If you are testing and want to check how the code works by generating data from known parameters, set the following parameters to the files continaing them: knownAlpha, knownBeta, knownGamma, knownDelta, knownLambda, knownLuce - These are the known values of the parameters alpha, gamma, and luce where alpha=(0,1), beta=(0,1), gamma=(0,1), delta=(0,1), Lambda=(1,5), luce=(.5,1.5)

Data

The data folder contains 300 randomly generated data sets using randomly generated parameters. The files with the parameters in the name contain the parameters for each subject. The data is stored in the folders dataset18, dataset17, and dataset16. Each folder contains choice option A, choice option B, choice data, and the items_n file.

dataset16: uses outcomes and probabilities are randomly generated values.

dataset17: uses outcome results that are a larger scale than dataset17. The outcome values are -4, -3, -2, 0, 2, 3, and 4. The probabilities are .2, .5, and .8.

dataset18: uses outcome results that are a larger scale than dataset17. The outcome values are -75, -50, -25, 0, 25, 50, and 75. The probabilities are .2, .5, and .8

Results

The results folder contains the results of using the CPT bayesian estimation code on a data set.

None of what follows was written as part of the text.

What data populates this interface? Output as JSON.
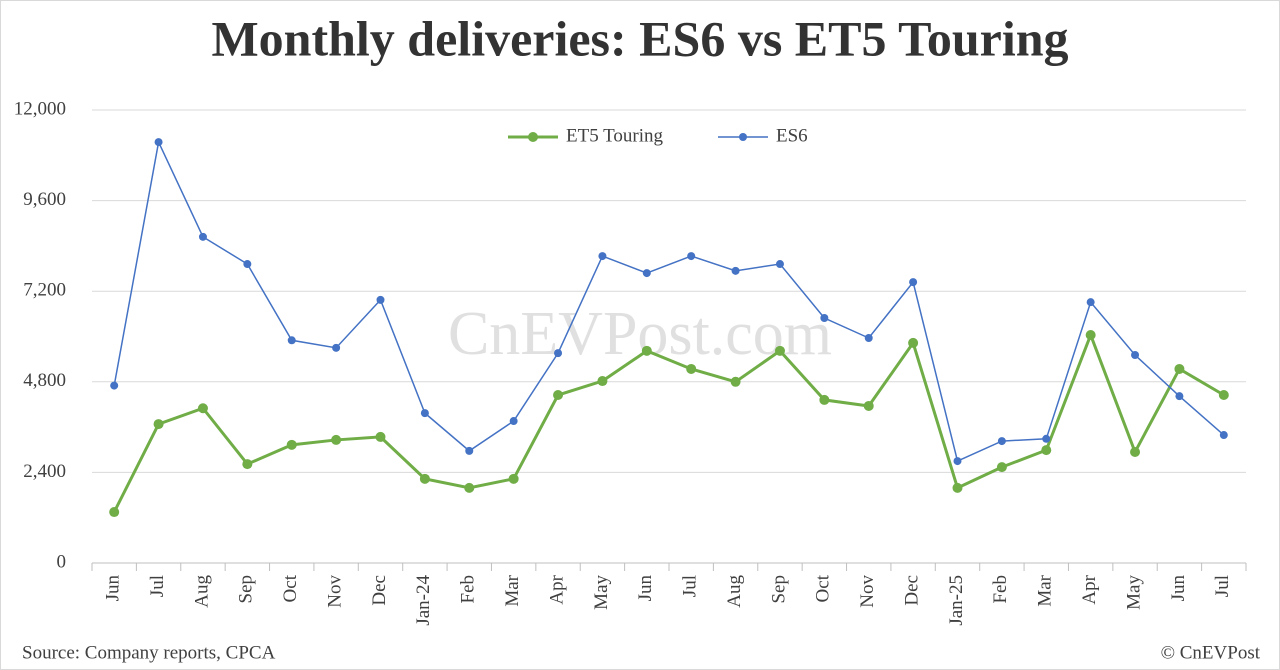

The data is coded as follows:

 - "all" means that positive, negative, and mixed were used
 - "mixed" means that only mixed were used
 - "negative" means that only negative options were used
 - "positive" means that only positive options were used
 - "var" means that a random number between 0 and 10 was choosen for each subject and each type of data. That number of decision events was removed. Example: a subject with all might have gotten 8,0,5. Therefore 8 decisions were removed from positive, 0 from negative, and 5 from mixed.
 - Number indicates what the maximum number of decision events there were in that file (not separated by type so positive 539 means there were 539 decision events across the positive, negative and mixed decision events).

Within each folder are:

- The .csv files with "parameter"estimate_dataset in the name that that has the estimates of each parameter, including the standard deviation, the median, and the 95% and 75% confidence intervals. 
- The .png files that contain plots of the actual parameter values vs the estiamted parameter values with 95% error bars and a fit line
- The .csv file with covariancematrixestimate that contains all the covariance matrices produced in estimating the data
- The .csv file with chisquared in the name. This file lists the chi squared value and the degrees of freedom for each parameter and all the parameter values using the covariance matrix.